Hemophilia is a genetic disease, manifested through a coagulation factor deficiency. For lack of prophylactic treatment, these people suffer spontaneous hemorrhages that can endanger their life and destroy their joints, so they end up in wheelchairs, bedridden or bleeding to death.
If the Ministry of Health were to ensure prophylactic treatment until the age of 18, these people would lead normal lives, just like hemophiliacs in other countries. At present, Romania finances the prophylactic treatment of the disease until 18 years of age.
Through this project, we set out to convince the authorities to supply prophylactic treatment to young people diagnosed with hemophilia up to the age of 18 and home treatment (required in special circumstances, accidents, surgical and dental procedures, etc.) to those over 18.
These are our actions so far: meeting with Eugen Nicolaescu, the Minister of Health and Victor Ponta, the Prime Minister, submitting reports to the Ministry of Health and to the Government, having over 50,000 people sign a petition to support hemophiliacs.
As a result of these actions and the efforts of the Romanian Hemophilia Association, the Minister of Health has taken measures, as stated by Oana Costan, manager of the Curative Program Authority within the National Health Insurance Fund.
In 2014, the national program for treating hemophilia and thalassaemia was restructured for the first time according to the needs of patients and the recommendations of the specialists. Within this context, we can say that the budget for the national hemophilia and thalassaemia national project has increased over 81%, from 31,548,081 lei to 56,765,000 lei. Also for the first time, over 160 people under 18 who have been diagnosed with hemophilia will receive prophylactic treatment worth 90,000 lei per patient per year.
Although the measures announced seem to solve the hemophiliacs’ problem, the truth is that the allotted budget only ensures a coagulation factor quantity per capita (the universal measuring unit) of 1 unit, which is insufficient for ensuring prophylactic and special treatment (in case of a hemorrhagic accident). There are also many differences between the patients that live close to large universitary centers and those who live in the province, in faraway towns, and who do not benefit from the same treatment conditions.

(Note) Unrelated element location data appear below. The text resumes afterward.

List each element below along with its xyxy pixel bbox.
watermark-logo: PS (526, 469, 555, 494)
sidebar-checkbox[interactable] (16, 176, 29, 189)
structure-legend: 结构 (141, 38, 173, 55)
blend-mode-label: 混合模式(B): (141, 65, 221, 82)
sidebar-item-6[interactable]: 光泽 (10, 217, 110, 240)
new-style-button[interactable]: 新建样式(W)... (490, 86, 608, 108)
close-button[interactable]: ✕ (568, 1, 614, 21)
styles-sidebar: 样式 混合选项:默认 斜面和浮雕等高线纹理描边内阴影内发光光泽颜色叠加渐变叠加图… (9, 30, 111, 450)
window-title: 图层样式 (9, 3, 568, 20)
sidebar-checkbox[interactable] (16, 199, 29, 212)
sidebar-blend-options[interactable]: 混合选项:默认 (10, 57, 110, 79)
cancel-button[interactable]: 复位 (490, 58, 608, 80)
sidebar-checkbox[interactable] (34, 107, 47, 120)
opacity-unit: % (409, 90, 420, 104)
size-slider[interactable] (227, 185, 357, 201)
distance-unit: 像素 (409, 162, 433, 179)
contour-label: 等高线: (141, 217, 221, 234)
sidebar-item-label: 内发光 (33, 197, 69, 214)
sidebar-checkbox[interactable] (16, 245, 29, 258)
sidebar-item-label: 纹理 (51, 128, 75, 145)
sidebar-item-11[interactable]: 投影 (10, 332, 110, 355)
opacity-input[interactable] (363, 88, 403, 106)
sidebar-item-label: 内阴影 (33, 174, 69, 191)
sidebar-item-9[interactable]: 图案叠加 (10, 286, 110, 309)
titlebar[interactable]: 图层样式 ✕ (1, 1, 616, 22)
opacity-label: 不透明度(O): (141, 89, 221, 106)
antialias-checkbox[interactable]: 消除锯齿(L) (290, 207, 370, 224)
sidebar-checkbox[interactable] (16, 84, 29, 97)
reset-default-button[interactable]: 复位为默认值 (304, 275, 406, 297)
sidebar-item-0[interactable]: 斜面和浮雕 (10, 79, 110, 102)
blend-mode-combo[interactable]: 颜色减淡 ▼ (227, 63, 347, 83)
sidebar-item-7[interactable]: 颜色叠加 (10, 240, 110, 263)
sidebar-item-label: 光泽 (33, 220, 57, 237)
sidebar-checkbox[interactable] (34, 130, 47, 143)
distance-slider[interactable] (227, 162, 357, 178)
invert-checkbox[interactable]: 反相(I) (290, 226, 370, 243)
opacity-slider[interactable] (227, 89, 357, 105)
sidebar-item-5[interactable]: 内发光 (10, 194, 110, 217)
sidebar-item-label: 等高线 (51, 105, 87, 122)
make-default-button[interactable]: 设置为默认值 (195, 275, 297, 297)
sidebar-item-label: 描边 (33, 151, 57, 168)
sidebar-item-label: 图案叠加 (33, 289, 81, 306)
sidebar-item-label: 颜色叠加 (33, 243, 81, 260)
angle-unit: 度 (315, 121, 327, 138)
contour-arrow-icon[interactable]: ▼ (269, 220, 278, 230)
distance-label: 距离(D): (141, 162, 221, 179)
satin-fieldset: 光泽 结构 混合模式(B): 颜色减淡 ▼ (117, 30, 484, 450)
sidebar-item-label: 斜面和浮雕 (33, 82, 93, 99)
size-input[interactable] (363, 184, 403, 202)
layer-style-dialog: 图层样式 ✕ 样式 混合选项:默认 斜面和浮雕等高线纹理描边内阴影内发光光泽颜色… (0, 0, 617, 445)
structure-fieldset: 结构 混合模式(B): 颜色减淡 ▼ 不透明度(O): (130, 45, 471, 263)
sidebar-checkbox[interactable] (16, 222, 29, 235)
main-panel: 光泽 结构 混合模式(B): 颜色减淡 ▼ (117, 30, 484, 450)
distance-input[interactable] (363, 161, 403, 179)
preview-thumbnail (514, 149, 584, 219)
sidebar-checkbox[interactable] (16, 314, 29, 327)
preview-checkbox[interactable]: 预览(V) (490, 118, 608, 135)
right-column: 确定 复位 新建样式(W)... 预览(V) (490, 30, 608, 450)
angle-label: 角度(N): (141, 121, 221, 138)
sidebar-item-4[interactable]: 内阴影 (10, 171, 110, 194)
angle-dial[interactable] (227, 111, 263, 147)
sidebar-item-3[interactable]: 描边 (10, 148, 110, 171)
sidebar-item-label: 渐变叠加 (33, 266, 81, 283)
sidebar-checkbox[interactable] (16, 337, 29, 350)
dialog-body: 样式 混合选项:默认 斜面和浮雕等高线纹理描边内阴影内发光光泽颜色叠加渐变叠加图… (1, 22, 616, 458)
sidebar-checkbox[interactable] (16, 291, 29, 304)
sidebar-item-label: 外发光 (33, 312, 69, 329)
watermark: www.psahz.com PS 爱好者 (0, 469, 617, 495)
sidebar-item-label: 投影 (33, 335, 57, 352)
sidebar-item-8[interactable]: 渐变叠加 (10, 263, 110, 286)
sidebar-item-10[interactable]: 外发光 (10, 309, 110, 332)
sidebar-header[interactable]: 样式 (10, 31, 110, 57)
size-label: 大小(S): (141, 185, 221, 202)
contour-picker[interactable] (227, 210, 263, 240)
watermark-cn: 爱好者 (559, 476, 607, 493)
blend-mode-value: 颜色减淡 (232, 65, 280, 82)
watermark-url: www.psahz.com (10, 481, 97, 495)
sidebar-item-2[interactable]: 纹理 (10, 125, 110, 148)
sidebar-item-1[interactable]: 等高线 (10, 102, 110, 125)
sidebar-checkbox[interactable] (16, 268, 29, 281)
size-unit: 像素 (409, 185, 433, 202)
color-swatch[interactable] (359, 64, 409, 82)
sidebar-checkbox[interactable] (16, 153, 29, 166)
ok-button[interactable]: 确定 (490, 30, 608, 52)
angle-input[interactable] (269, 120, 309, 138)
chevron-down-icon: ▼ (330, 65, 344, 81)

The project is still an issue to be considered, and we will continue our efforts with the Ministry of Health in order to ensure the budget needed for a coagulation factor quantity of 3 units per capita, according to the recommendations of the World Health Organization.
Within this project, in partnership with the Cristian Serban Foundation and with the support of the Acasa TV network, we also organized a text message campaign, between the months of January and March of 2013, raising a total amount of 34,000 Euro. This money helped the Cristian Serban Foundation to replace the equipment destroyed in the fire that took place in May 2012 at the “Cristian Serban” Evaluation and Recovery Medical Center.